El mercado es el medio en el cual se transmiten los estímulos económicos. El mercado anuda miles de relaciones automáticas. Ya no es, como en tiempos de Adam Smith, una mano invisible; ahora es un computador, visible y permanente, que une a Londres con Madrid, a Bruselas con Cutupú. Donde quiera que vaya el tarjetahabiente, allí estará el computador esperando la ofrenda al gran dios – mercado. El «sacrificio» litúrgico de hoy significa trabajo, dinero, bienestar, posición social. El computador es el sagrario; la tarjeta, llave del sagrario; la deuda, carnero de la ofrenda.

El nuevo Papa Benedicto XVI ha escrito unos ensayos filosóficos acerca del hombre contemporáneo. Nos dice que la conciencia de pecado es el origen del sentimiento de culpa. Contra la noción de pecado han arremetido los pensadores del siglo pasado, ensanchando la herencia de Nietzsche. La ética del pensamiento judeo – cristiano descansa en el sentimiento de culpa. Por eso nos proponen, para ser libres, abandonar «el peso de la culpa». Para los judíos la Torah fue, al mismo tiempo, ley civil y ley moral. Con el paso de los tiempos, los hombres han separado las reglas de ambos códigos, el moral y el civil. Las normas jurídicas establecen sanciones para los delitos. Y las penas guardan relación con la magnitud de los delitos: dañar, herir, robar, matar. El juez determina si el reo es o no culpable. La culpabilidad es el equivalente jurídico de la culpa moral. Cuando tratamos de borrar el sentimiento de culpa, en sentido moral, también diluimos o rebajamos la culpabilidad jurídica. Si un delito civil es ocultado y pocos lo conocen, resulta mucho menos repugnante que cuando es descubierto y hecho público. Lo mismo ocurre con el concepto del deber; por ejemplo, con el deber moral de atender las necesidades de los hijos. Contrapartes o equivalentes de los deberes morales –en las leyes civiles– son las obligaciones. Los contratos –de venta, de alquiler, de préstamo– son obligaciones. Tan pronto empezamos a creer que no tenemos deberes morales comienza a decrecer el respeto por los contratos. Los cambios en la manera de sentir los deberes morales influyen sobre la forma de cumplir con las responsabilidades civiles. Con todas las consecuencias que eso entraña para la vida colectiva.
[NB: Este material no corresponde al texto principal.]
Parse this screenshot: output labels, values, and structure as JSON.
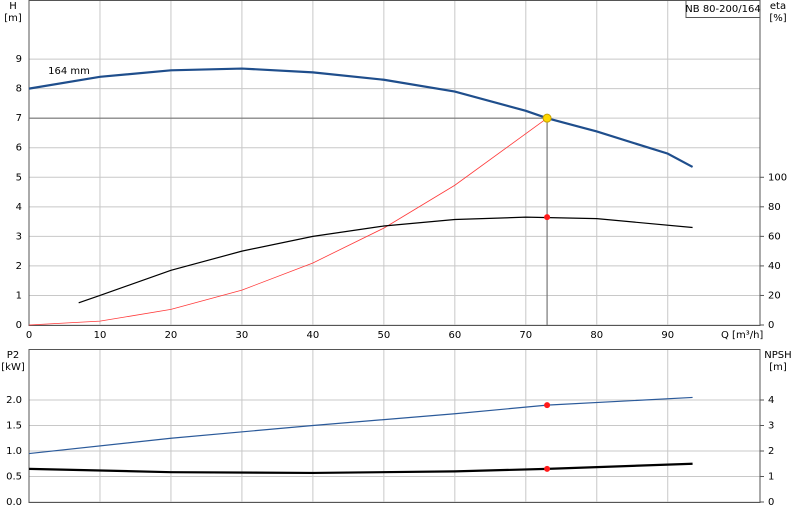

Aquí entra de nuevo el concepto del ser, del ser del hombre, no del ser del mundo o de las cosas individuales. ¿Es el hombre una criatura natural, una bestia domesticada? ¿Es un bípedo parlante que asimila proteínas y vitaminas? ¿O es un ser pensante (res cogitans) que participa –mínimamente– de la divinidad? También puede ocurrir que el hombre deje de ser persona y ciudadano para convertirse solo en consumidor. Al decir «compro, luego existo», se expresa la convicción de que el hombre vale por lo que consume. Todo lo demás se jerarquiza a partir de ese hecho primario: el deber y la obligación, la culpabilidad y el pecado, la ley y el orden político.